Plaintiff purchased a policy of insurance on or about April 29, 1988. The policy was denominated as a "fire policy” and the coverage period was 4/29/88 to 4/29/89. The insured on the policy was listed as the plaintiff at his home address, 54 Larch Hill Rd. Lawrence N. Y. 11559-1926, and the covered premises was described as "nassau county inwood fd 157 davids ave inwood ny 11696”. The policy insured the premises against fire loss and other stated perils. It is not disputed that at the time the policy was issued plaintiff held a mortgage on the premises which was in default. The mortgage was acquired in May 1986 from Delta Funding Corporation. In July 1988, defendant foreclosed on the mortgage and successfully bid the entire amount of the balance then due on the mortgage at the foreclosure sale. On August 13, 1988 the property was severely damaged by fire. Plaintiff made a claim under the abovesaid policy of insurance and defendant denied the claim.

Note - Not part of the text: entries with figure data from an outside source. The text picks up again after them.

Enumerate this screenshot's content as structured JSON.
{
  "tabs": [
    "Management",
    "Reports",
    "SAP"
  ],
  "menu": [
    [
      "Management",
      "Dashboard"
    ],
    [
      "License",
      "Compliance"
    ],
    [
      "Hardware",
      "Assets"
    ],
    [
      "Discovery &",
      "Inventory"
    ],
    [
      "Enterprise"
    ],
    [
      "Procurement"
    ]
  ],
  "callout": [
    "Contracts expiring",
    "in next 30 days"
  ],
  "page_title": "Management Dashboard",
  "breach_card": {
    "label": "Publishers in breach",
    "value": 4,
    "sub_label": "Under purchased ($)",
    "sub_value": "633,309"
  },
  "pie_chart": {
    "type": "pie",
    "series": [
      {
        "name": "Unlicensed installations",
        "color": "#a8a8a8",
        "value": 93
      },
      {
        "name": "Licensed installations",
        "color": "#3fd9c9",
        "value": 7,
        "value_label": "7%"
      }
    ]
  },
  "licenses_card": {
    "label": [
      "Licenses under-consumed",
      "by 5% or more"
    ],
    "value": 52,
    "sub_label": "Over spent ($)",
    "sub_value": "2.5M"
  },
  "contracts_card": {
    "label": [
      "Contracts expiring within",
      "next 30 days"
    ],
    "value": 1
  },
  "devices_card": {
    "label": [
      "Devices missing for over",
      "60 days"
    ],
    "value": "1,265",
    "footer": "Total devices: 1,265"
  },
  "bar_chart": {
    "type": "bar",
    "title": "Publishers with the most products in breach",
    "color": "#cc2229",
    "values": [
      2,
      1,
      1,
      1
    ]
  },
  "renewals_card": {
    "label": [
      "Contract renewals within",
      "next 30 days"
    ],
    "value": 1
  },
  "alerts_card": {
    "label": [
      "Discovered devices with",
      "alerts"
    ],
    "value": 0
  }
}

Since a mortgagee is entitled to only one satisfaction of its debt and no more, the successful bidding in of the debt to purchase the mortgaged premises, constitutes satisfaction of the debt (Whitestone Sav. & Loan Assn. v Allstate Ins. Co., 28 *493NY2d 332, 335). Because the debt is extinguished it is not necessary or useful to refer to "attenuated traditional concepts to the effect that when the mortgagee acquires the title to the property there is a merger of the mortgage interest into that of the fee” (Whitestone Sav. & Loan Assn. v Allstate Ins. Co., supra, at 335). "[T]he authorities are unanimous to the effect that if subsequent to the fire the mortgagee has had its debt satisfied by purchase at foreclosure either by the mortgagee or a stranger, even by its bidding in of the outstanding debt, the mortgagee’s rights under the policy are terminated”. (28 NY2d, supra, at 335.)

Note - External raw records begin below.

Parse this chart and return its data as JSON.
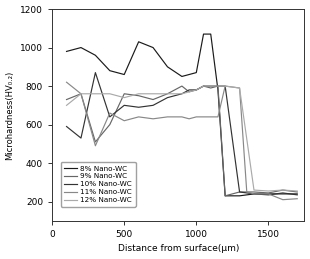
{
  "title": "",
  "xlabel": "Distance from surface(μm)",
  "ylabel": "Microhardness(HV₀.₂)",
  "xlim": [
    0,
    1750
  ],
  "ylim": [
    100,
    1200
  ],
  "yticks": [
    200,
    400,
    600,
    800,
    1000,
    1200
  ],
  "xticks": [
    0,
    500,
    1000,
    1500
  ],
  "series": [
    {
      "label": "8% Nano-WC",
      "color": "#1a1a1a",
      "x": [
        100,
        200,
        300,
        400,
        500,
        600,
        700,
        800,
        900,
        950,
        1000,
        1050,
        1100,
        1150,
        1200,
        1300,
        1400,
        1500,
        1600,
        1700
      ],
      "y": [
        980,
        1000,
        960,
        880,
        860,
        1030,
        1000,
        900,
        850,
        860,
        870,
        1070,
        1070,
        780,
        230,
        230,
        240,
        240,
        240,
        240
      ]
    },
    {
      "label": "9% Nano-WC",
      "color": "#666666",
      "x": [
        100,
        200,
        300,
        400,
        500,
        600,
        700,
        800,
        900,
        950,
        1000,
        1050,
        1100,
        1150,
        1200,
        1300,
        1400,
        1500,
        1600,
        1700
      ],
      "y": [
        730,
        760,
        510,
        600,
        760,
        750,
        730,
        760,
        800,
        770,
        780,
        800,
        790,
        800,
        230,
        250,
        250,
        245,
        260,
        250
      ]
    },
    {
      "label": "10% Nano-WC",
      "color": "#333333",
      "x": [
        100,
        200,
        300,
        400,
        500,
        600,
        700,
        800,
        900,
        950,
        1000,
        1050,
        1100,
        1150,
        1200,
        1300,
        1400,
        1500,
        1600,
        1700
      ],
      "y": [
        590,
        530,
        870,
        640,
        700,
        690,
        700,
        740,
        760,
        780,
        780,
        800,
        800,
        800,
        800,
        250,
        240,
        235,
        245,
        235
      ]
    },
    {
      "label": "11% Nano-WC",
      "color": "#888888",
      "x": [
        100,
        200,
        300,
        400,
        500,
        600,
        700,
        800,
        900,
        950,
        1000,
        1050,
        1100,
        1150,
        1200,
        1300,
        1350,
        1400,
        1500,
        1600,
        1700
      ],
      "y": [
        820,
        760,
        490,
        660,
        620,
        640,
        630,
        640,
        640,
        630,
        640,
        640,
        640,
        640,
        800,
        790,
        250,
        240,
        240,
        210,
        215
      ]
    },
    {
      "label": "12% Nano-WC",
      "color": "#aaaaaa",
      "x": [
        100,
        200,
        300,
        400,
        500,
        600,
        700,
        800,
        900,
        950,
        1000,
        1050,
        1100,
        1150,
        1200,
        1300,
        1400,
        1500,
        1600,
        1700
      ],
      "y": [
        700,
        760,
        760,
        760,
        740,
        760,
        760,
        760,
        760,
        770,
        780,
        800,
        800,
        800,
        800,
        790,
        260,
        255,
        260,
        255
      ]
    }
  ],
  "figsize": [
    3.1,
    2.59
  ],
  "dpi": 100,
  "bg_color": "#ffffff"
}
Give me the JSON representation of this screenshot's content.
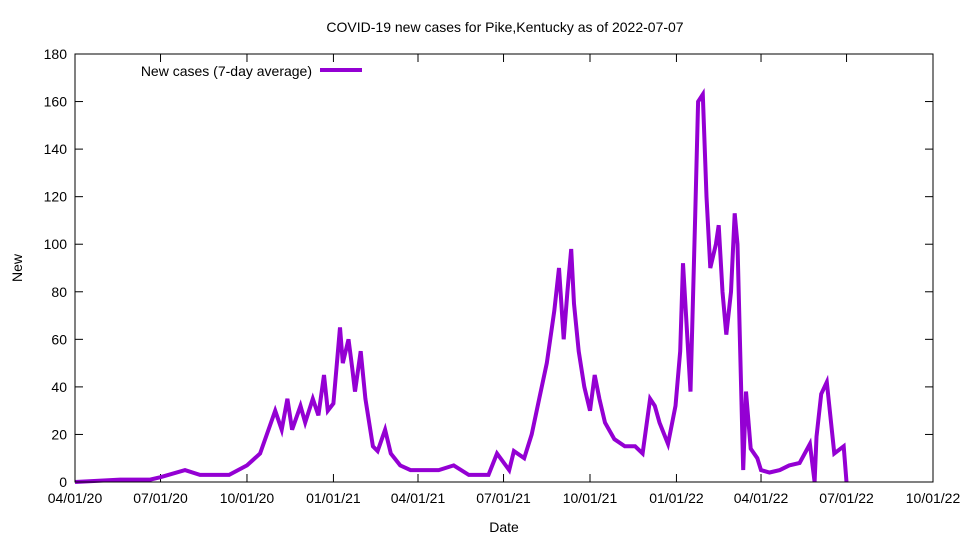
{
  "chart_data": {
    "type": "line",
    "title": "COVID-19 new cases for Pike,Kentucky as of 2022-07-07",
    "xlabel": "Date",
    "ylabel": "New",
    "ylim": [
      0,
      180
    ],
    "yticks": [
      0,
      20,
      40,
      60,
      80,
      100,
      120,
      140,
      160,
      180
    ],
    "xlim": [
      "2020-04-01",
      "2022-10-01"
    ],
    "xticks": [
      {
        "date": "2020-04-01",
        "label": "04/01/20"
      },
      {
        "date": "2020-07-01",
        "label": "07/01/20"
      },
      {
        "date": "2020-10-01",
        "label": "10/01/20"
      },
      {
        "date": "2021-01-01",
        "label": "01/01/21"
      },
      {
        "date": "2021-04-01",
        "label": "04/01/21"
      },
      {
        "date": "2021-07-01",
        "label": "07/01/21"
      },
      {
        "date": "2021-10-01",
        "label": "10/01/21"
      },
      {
        "date": "2022-01-01",
        "label": "01/01/22"
      },
      {
        "date": "2022-04-01",
        "label": "04/01/22"
      },
      {
        "date": "2022-07-01",
        "label": "07/01/22"
      },
      {
        "date": "2022-10-01",
        "label": "10/01/22"
      }
    ],
    "legend_position": "top-left",
    "grid": false,
    "series": [
      {
        "name": "New cases (7-day average)",
        "color": "#9400d3",
        "points": [
          [
            "2020-04-01",
            0
          ],
          [
            "2020-05-19",
            1
          ],
          [
            "2020-06-20",
            1
          ],
          [
            "2020-07-01",
            2
          ],
          [
            "2020-07-27",
            5
          ],
          [
            "2020-08-12",
            3
          ],
          [
            "2020-09-12",
            3
          ],
          [
            "2020-10-01",
            7
          ],
          [
            "2020-10-15",
            12
          ],
          [
            "2020-10-31",
            30
          ],
          [
            "2020-11-07",
            22
          ],
          [
            "2020-11-13",
            35
          ],
          [
            "2020-11-18",
            22
          ],
          [
            "2020-11-27",
            32
          ],
          [
            "2020-12-02",
            25
          ],
          [
            "2020-12-10",
            35
          ],
          [
            "2020-12-16",
            28
          ],
          [
            "2020-12-22",
            45
          ],
          [
            "2020-12-26",
            30
          ],
          [
            "2021-01-01",
            33
          ],
          [
            "2021-01-08",
            65
          ],
          [
            "2021-01-11",
            50
          ],
          [
            "2021-01-17",
            60
          ],
          [
            "2021-01-21",
            48
          ],
          [
            "2021-01-24",
            38
          ],
          [
            "2021-01-30",
            55
          ],
          [
            "2021-02-04",
            35
          ],
          [
            "2021-02-12",
            15
          ],
          [
            "2021-02-17",
            13
          ],
          [
            "2021-02-25",
            22
          ],
          [
            "2021-03-03",
            12
          ],
          [
            "2021-03-13",
            7
          ],
          [
            "2021-03-24",
            5
          ],
          [
            "2021-04-01",
            5
          ],
          [
            "2021-04-23",
            5
          ],
          [
            "2021-05-09",
            7
          ],
          [
            "2021-05-25",
            3
          ],
          [
            "2021-06-15",
            3
          ],
          [
            "2021-06-24",
            12
          ],
          [
            "2021-07-07",
            5
          ],
          [
            "2021-07-12",
            13
          ],
          [
            "2021-07-23",
            10
          ],
          [
            "2021-07-31",
            20
          ],
          [
            "2021-08-08",
            35
          ],
          [
            "2021-08-16",
            50
          ],
          [
            "2021-08-24",
            72
          ],
          [
            "2021-08-29",
            90
          ],
          [
            "2021-09-03",
            60
          ],
          [
            "2021-09-07",
            80
          ],
          [
            "2021-09-11",
            98
          ],
          [
            "2021-09-14",
            75
          ],
          [
            "2021-09-19",
            55
          ],
          [
            "2021-09-25",
            40
          ],
          [
            "2021-10-01",
            30
          ],
          [
            "2021-10-06",
            45
          ],
          [
            "2021-10-11",
            35
          ],
          [
            "2021-10-17",
            25
          ],
          [
            "2021-10-27",
            18
          ],
          [
            "2021-11-07",
            15
          ],
          [
            "2021-11-18",
            15
          ],
          [
            "2021-11-26",
            12
          ],
          [
            "2021-12-04",
            35
          ],
          [
            "2021-12-09",
            32
          ],
          [
            "2021-12-14",
            25
          ],
          [
            "2021-12-23",
            16
          ],
          [
            "2021-12-31",
            32
          ],
          [
            "2022-01-05",
            55
          ],
          [
            "2022-01-08",
            92
          ],
          [
            "2022-01-16",
            38
          ],
          [
            "2022-01-21",
            112
          ],
          [
            "2022-01-24",
            160
          ],
          [
            "2022-01-29",
            163
          ],
          [
            "2022-02-02",
            120
          ],
          [
            "2022-02-06",
            90
          ],
          [
            "2022-02-12",
            100
          ],
          [
            "2022-02-15",
            108
          ],
          [
            "2022-02-19",
            80
          ],
          [
            "2022-02-23",
            62
          ],
          [
            "2022-02-28",
            80
          ],
          [
            "2022-03-04",
            113
          ],
          [
            "2022-03-07",
            100
          ],
          [
            "2022-03-13",
            5
          ],
          [
            "2022-03-16",
            38
          ],
          [
            "2022-03-21",
            14
          ],
          [
            "2022-03-28",
            10
          ],
          [
            "2022-04-01",
            5
          ],
          [
            "2022-04-10",
            4
          ],
          [
            "2022-04-21",
            5
          ],
          [
            "2022-05-01",
            7
          ],
          [
            "2022-05-12",
            8
          ],
          [
            "2022-05-23",
            16
          ],
          [
            "2022-05-28",
            0
          ],
          [
            "2022-05-30",
            19
          ],
          [
            "2022-06-04",
            37
          ],
          [
            "2022-06-10",
            42
          ],
          [
            "2022-06-18",
            12
          ],
          [
            "2022-06-28",
            15
          ],
          [
            "2022-07-01",
            0
          ]
        ]
      }
    ]
  }
}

The court at IAS correctly concluded that the occurrence of the loss after, rather than before, the foreclosure sale, at which the mortgagee successfully bid in the full amount of the remaining debt, does not alter the result; the mortgagee’s insurable interest as such is terminated and the mortgagee cannot recover under a policy insuring its interest as mortgagee. (See, Equitable Life Assur. Socy. v Great Atl. Ins. Co., 69 Misc 2d 714, 717, affd without opn 40 AD2d 956; Cohen v New York Prop. Ins. Underwriting Assn., 160 AD2d 287.) While the policy in question does not list plaintiff as mortgagee or recite that there is any mortgage on the property, it appears that the policy was issued in the exact amount of the mortgage held by plaintiff, and that was the only interest in the property held by plaintiff when he purchased the policy and thus the only interest covered thereby was his interest as mortgagee. Accordingly, the IAS court correctly granted summary judgment to defendant. Concur — Carro, J. P., Milonas, Rosenberger, Ellerin and Smith, JJ.